Changements climatiques : l’érable à sucre ne devrait pas migrer vers le nord

La migration de l’érable à sucre reste pour le moment bloquée par ce que les chercheurs appellent la « barrière boréale », mais cela pourrait éventuellement changer.

MONTRÉAL — Même si le réchauffement du climat devait pousser l’érable à sucre vers le nord, la nature du sol qu’il rencontrera freinera sa progression, du moins à court terme, démontrent des travaux réalisés à l’Université de Montréal.

Il n’est toutefois pas impossible, au fil des décennies et même des siècles, que la composition du sol de la forêt boréale change suffisamment pour permettre à l’érable de quitter la forêt tempérée qui est son royaume traditionnel, a dit l’auteur de l’étude publiée par le Journal of Ecology, le doctorant Alexis Carteron.

« C’est certain que la nature du sol dans le nord va changer, a dit M. Carteron. Par exemple, si le sol est gelé moins longtemps pendant l’année, alors il y aura éventuellement plus de réactions chimiques qui vont se faire et le sol va changer. Mais on pense que ces changements-là vont se faire sur un temps long par rapport à la progression de l’érable, qui elle aurait potentiellement pu être plus rapide.
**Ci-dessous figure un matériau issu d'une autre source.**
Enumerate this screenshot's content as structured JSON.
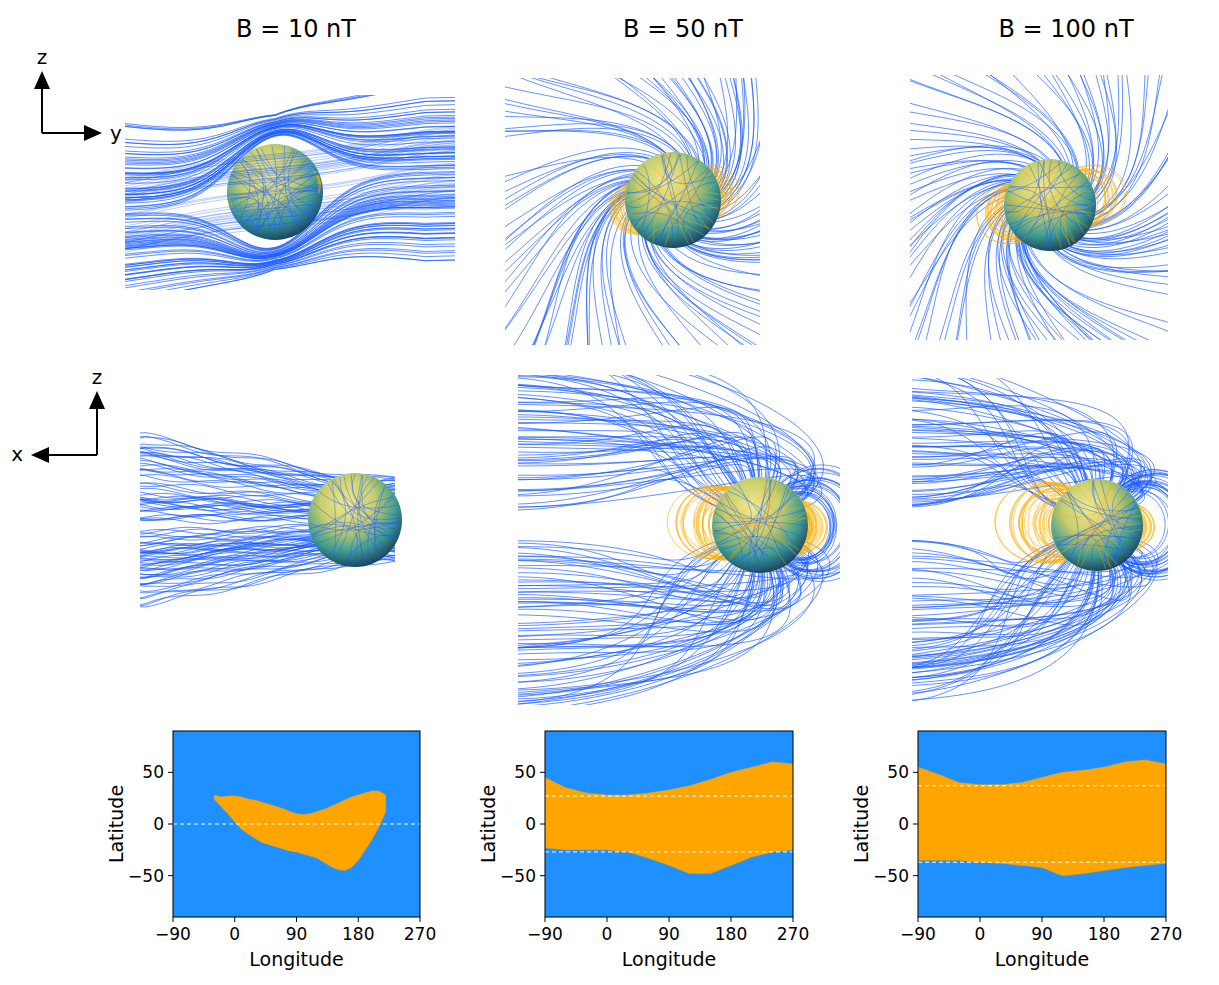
{
  "chart_data": [
    {
      "type": "range_area",
      "title": "B = 10 nT",
      "x_label": "Longitude",
      "y_label": "Latitude",
      "color": "#1e90ff",
      "x": [
        -90,
        -80,
        -70,
        -60,
        -50,
        -40,
        -30,
        -20,
        -10,
        0,
        10,
        20,
        30,
        40,
        50,
        60,
        70,
        80,
        90,
        100,
        110,
        120,
        130,
        140,
        150,
        160,
        170,
        180,
        190,
        200,
        210,
        220,
        230,
        240,
        250,
        260,
        270
      ],
      "series": [
        {
          "color": "#ffa500",
          "high": [
            null,
            null,
            null,
            null,
            null,
            null,
            28,
            26,
            27,
            27,
            26,
            24,
            23,
            21,
            19,
            17,
            15,
            12,
            10,
            9,
            10,
            12,
            14,
            17,
            20,
            23,
            26,
            28,
            30,
            32,
            32,
            28,
            null,
            null,
            null,
            null,
            null
          ],
          "low": [
            null,
            null,
            null,
            null,
            null,
            null,
            24,
            17,
            10,
            2,
            -5,
            -10,
            -14,
            -18,
            -20,
            -22,
            -24,
            -26,
            -27,
            -29,
            -31,
            -33,
            -37,
            -41,
            -44,
            -45,
            -42,
            -35,
            -25,
            -15,
            -3,
            12,
            null,
            null,
            null,
            null,
            null
          ]
        }
      ],
      "reference_lines": [
        0
      ],
      "xlim": [
        -90,
        270
      ],
      "xticks": [
        {
          "value": -90,
          "label": "−90"
        },
        0,
        90,
        180,
        270
      ],
      "ylim": [
        -90,
        90
      ],
      "yticks": [
        {
          "value": -50,
          "label": "−50"
        },
        0,
        50
      ]
    },
    {
      "type": "range_area",
      "title": "B = 50 nT",
      "x_label": "Longitude",
      "y_label": "Latitude",
      "color": "#1e90ff",
      "x": [
        -90,
        -60,
        -30,
        0,
        30,
        60,
        90,
        120,
        150,
        180,
        210,
        240,
        270
      ],
      "series": [
        {
          "color": "#ffa500",
          "high": [
            45,
            35,
            30,
            28,
            28,
            30,
            33,
            37,
            43,
            50,
            55,
            60,
            58
          ],
          "low": [
            -23,
            -25,
            -25,
            -25,
            -27,
            -33,
            -40,
            -48,
            -48,
            -40,
            -32,
            -27,
            -25
          ]
        }
      ],
      "reference_lines": [
        27,
        -27
      ],
      "xlim": [
        -90,
        270
      ],
      "xticks": [
        {
          "value": -90,
          "label": "−90"
        },
        0,
        90,
        180,
        270
      ],
      "ylim": [
        -90,
        90
      ],
      "yticks": [
        {
          "value": -50,
          "label": "−50"
        },
        0,
        50
      ]
    },
    {
      "type": "range_area",
      "title": "B = 100 nT",
      "x_label": "Longitude",
      "y_label": "Latitude",
      "color": "#1e90ff",
      "x": [
        -90,
        -60,
        -30,
        0,
        30,
        60,
        90,
        120,
        150,
        180,
        210,
        240,
        270
      ],
      "series": [
        {
          "color": "#ffa500",
          "high": [
            55,
            48,
            40,
            38,
            38,
            40,
            45,
            50,
            52,
            55,
            60,
            62,
            58
          ],
          "low": [
            -35,
            -35,
            -35,
            -37,
            -38,
            -40,
            -42,
            -50,
            -48,
            -45,
            -42,
            -40,
            -38
          ]
        }
      ],
      "reference_lines": [
        37,
        -37
      ],
      "xlim": [
        -90,
        270
      ],
      "xticks": [
        {
          "value": -90,
          "label": "−90"
        },
        0,
        90,
        180,
        270
      ],
      "ylim": [
        -90,
        90
      ],
      "yticks": [
        {
          "value": -50,
          "label": "−50"
        },
        0,
        50
      ]
    }
  ],
  "diagram": {
    "rows": [
      {
        "vertical_axis": "z",
        "horizontal_axis": "y"
      },
      {
        "vertical_axis": "z",
        "horizontal_axis": "x"
      }
    ]
  }
}
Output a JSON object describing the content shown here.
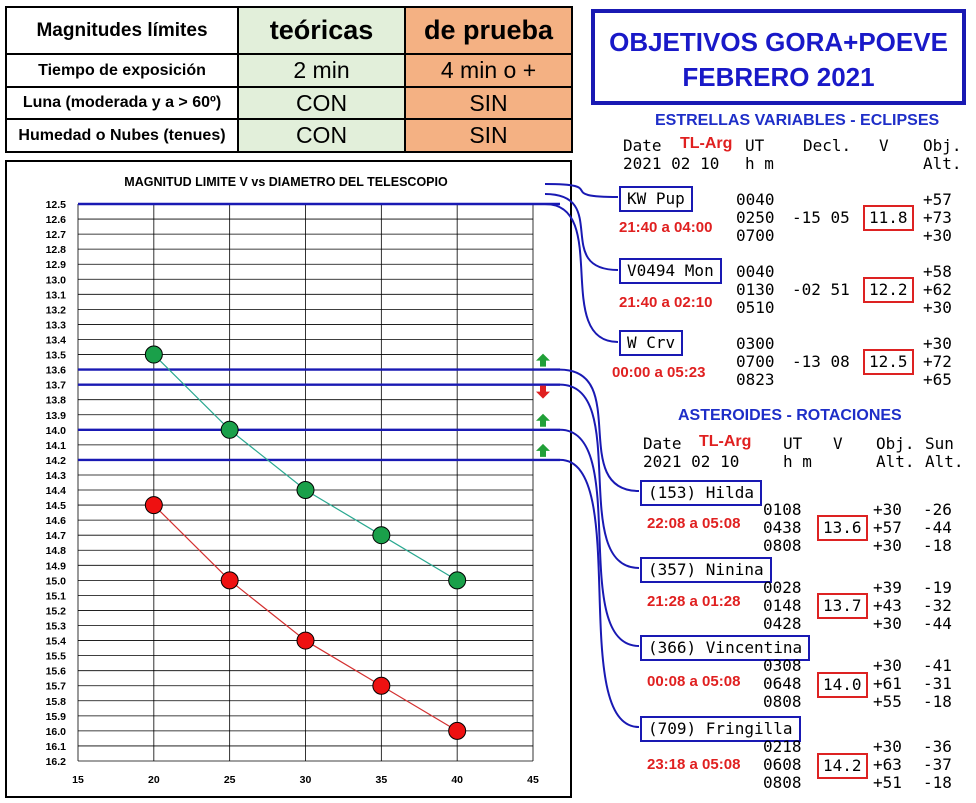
{
  "limits_table": {
    "headers": [
      "Magnitudes límites",
      "teóricas",
      "de prueba"
    ],
    "rows": [
      {
        "label": "Tiempo de exposición",
        "teoricas": "2 min",
        "prueba": "4 min o +"
      },
      {
        "label": "Luna (moderada y a > 60º)",
        "teoricas": "CON",
        "prueba": "SIN"
      },
      {
        "label": "Humedad o Nubes (tenues)",
        "teoricas": "CON",
        "prueba": "SIN"
      }
    ],
    "colors": {
      "teoricas": "#e2efda",
      "prueba": "#f4b183"
    }
  },
  "title": {
    "line1": "OBJETIVOS GORA+POEVE",
    "line2": "FEBRERO 2021"
  },
  "variables": {
    "heading": "ESTRELLAS VARIABLES - ECLIPSES",
    "header": {
      "date": "Date",
      "tl": "TL-Arg",
      "ut": "UT",
      "decl": "Decl.",
      "v": "V",
      "obj": "Obj.",
      "date2": "2021 02 10",
      "hm": "h m",
      "alt": "Alt."
    },
    "items": [
      {
        "name": "KW Pup",
        "time": "21:40 a 04:00",
        "ut": [
          "0040",
          "0250",
          "0700"
        ],
        "decl": "-15 05",
        "v": "11.8",
        "alt": [
          "+57",
          "+73",
          "+30"
        ]
      },
      {
        "name": "V0494 Mon",
        "time": "21:40 a 02:10",
        "ut": [
          "0040",
          "0130",
          "0510"
        ],
        "decl": "-02 51",
        "v": "12.2",
        "alt": [
          "+58",
          "+62",
          "+30"
        ]
      },
      {
        "name": "W Crv",
        "time": "00:00 a 05:23",
        "ut": [
          "0300",
          "0700",
          "0823"
        ],
        "decl": "-13 08",
        "v": "12.5",
        "alt": [
          "+30",
          "+72",
          "+65"
        ]
      }
    ]
  },
  "asteroids": {
    "heading": "ASTEROIDES - ROTACIONES",
    "header": {
      "date": "Date",
      "tl": "TL-Arg",
      "ut": "UT",
      "v": "V",
      "obj": "Obj.",
      "sun": "Sun",
      "date2": "2021 02 10",
      "hm": "h m",
      "alt": "Alt.",
      "alt2": "Alt."
    },
    "items": [
      {
        "name": "(153) Hilda",
        "time": "22:08 a 05:08",
        "ut": [
          "0108",
          "0438",
          "0808"
        ],
        "v": "13.6",
        "alt": [
          "+30",
          "+57",
          "+30"
        ],
        "sun": [
          "-26",
          "-44",
          "-18"
        ]
      },
      {
        "name": "(357) Ninina",
        "time": "21:28 a 01:28",
        "ut": [
          "0028",
          "0148",
          "0428"
        ],
        "v": "13.7",
        "alt": [
          "+39",
          "+43",
          "+30"
        ],
        "sun": [
          "-19",
          "-32",
          "-44"
        ]
      },
      {
        "name": "(366) Vincentina",
        "time": "00:08 a 05:08",
        "ut": [
          "0308",
          "0648",
          "0808"
        ],
        "v": "14.0",
        "alt": [
          "+30",
          "+61",
          "+55"
        ],
        "sun": [
          "-41",
          "-31",
          "-18"
        ]
      },
      {
        "name": "(709) Fringilla",
        "time": "23:18 a 05:08",
        "ut": [
          "0218",
          "0608",
          "0808"
        ],
        "v": "14.2",
        "alt": [
          "+30",
          "+63",
          "+51"
        ],
        "sun": [
          "-36",
          "-37",
          "-18"
        ]
      }
    ]
  },
  "chart_data": {
    "type": "line",
    "title": "MAGNITUD LIMITE V vs DIAMETRO DEL TELESCOPIO",
    "xlabel": "",
    "ylabel": "",
    "x": [
      20,
      25,
      30,
      35,
      40
    ],
    "xlim": [
      15,
      45
    ],
    "xticks": [
      15,
      20,
      25,
      30,
      35,
      40,
      45
    ],
    "ylim": [
      12.5,
      16.2
    ],
    "y_inverted": true,
    "ystep": 0.1,
    "grid": true,
    "series": [
      {
        "values": [
          13.5,
          14.0,
          14.4,
          14.7,
          15.0
        ],
        "color": "#1aa04a",
        "line": "#2aa890"
      },
      {
        "values": [
          14.5,
          15.0,
          15.4,
          15.7,
          16.0
        ],
        "color": "#ee1111",
        "line": "#d33030"
      }
    ],
    "reference_lines": [
      12.5,
      13.6,
      13.7,
      14.0,
      14.2
    ],
    "arrows": [
      {
        "y": 13.6,
        "direction": "up",
        "color": "#21a038"
      },
      {
        "y": 13.7,
        "direction": "down",
        "color": "#e02020"
      },
      {
        "y": 14.0,
        "direction": "up",
        "color": "#21a038"
      },
      {
        "y": 14.2,
        "direction": "up",
        "color": "#21a038"
      }
    ]
  }
}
On pourrait parler de quelques dizaines d’années, alors que les changements du sol, ce serait plutôt quelques centaines d’années. »

D’autres chercheurs avaient précédemment constaté, sur le mont Saint-Joseph dans le parc national du Mont-Mégantic, que la propagation de l’érable à sucre était plus modeste qu’en forêt tempérée, et que cela était partiellement attribuable à la nature du sol. Une modélisation sophistiquée montrait qu’on aurait dû retrouver des érables plus au nord, mais que cela n’était pas le cas sur le terrain.

Des expériences menées par M. Carteron et ses collègues au Jardin botanique de Montréal ont ensuite permis de jeter un nouvel éclairage sur le rôle que joue la composition du sol dans la propagation de l’érable.

La migration de l’érable à sucre reste donc pour le moment bloquée par ce que les chercheurs appellent la « barrière boréale », mais cela pourrait éventuellement changer.

« Comme ce sont des arbres qui sont quand même résistants et qui vivent longtemps, on les retrouve très au sud, même dans les endroits où c’est chaud, et potentiellement il y a beaucoup de compétition avec d’autres espèces d’arbres, a dit M. Carteron. Mais c’est possible que la régénération se fasse moins, donc au fur et à mesure on va le retrouver de moins en moins au sud. »

Il pourrait ainsi y avoir une pression par le sud qui verrait les arbres coincés entre un climat trop chaud au sud et un sol inhospitalier au nord.

« Et si jamais au nord ils sont bloqués, la superficie de répartition des érables à sucre pourrait être amenée à diminuer, mais ça on ne l’a pas testé. Mais c’est vrai que c’est possible », a conclu le chercheur.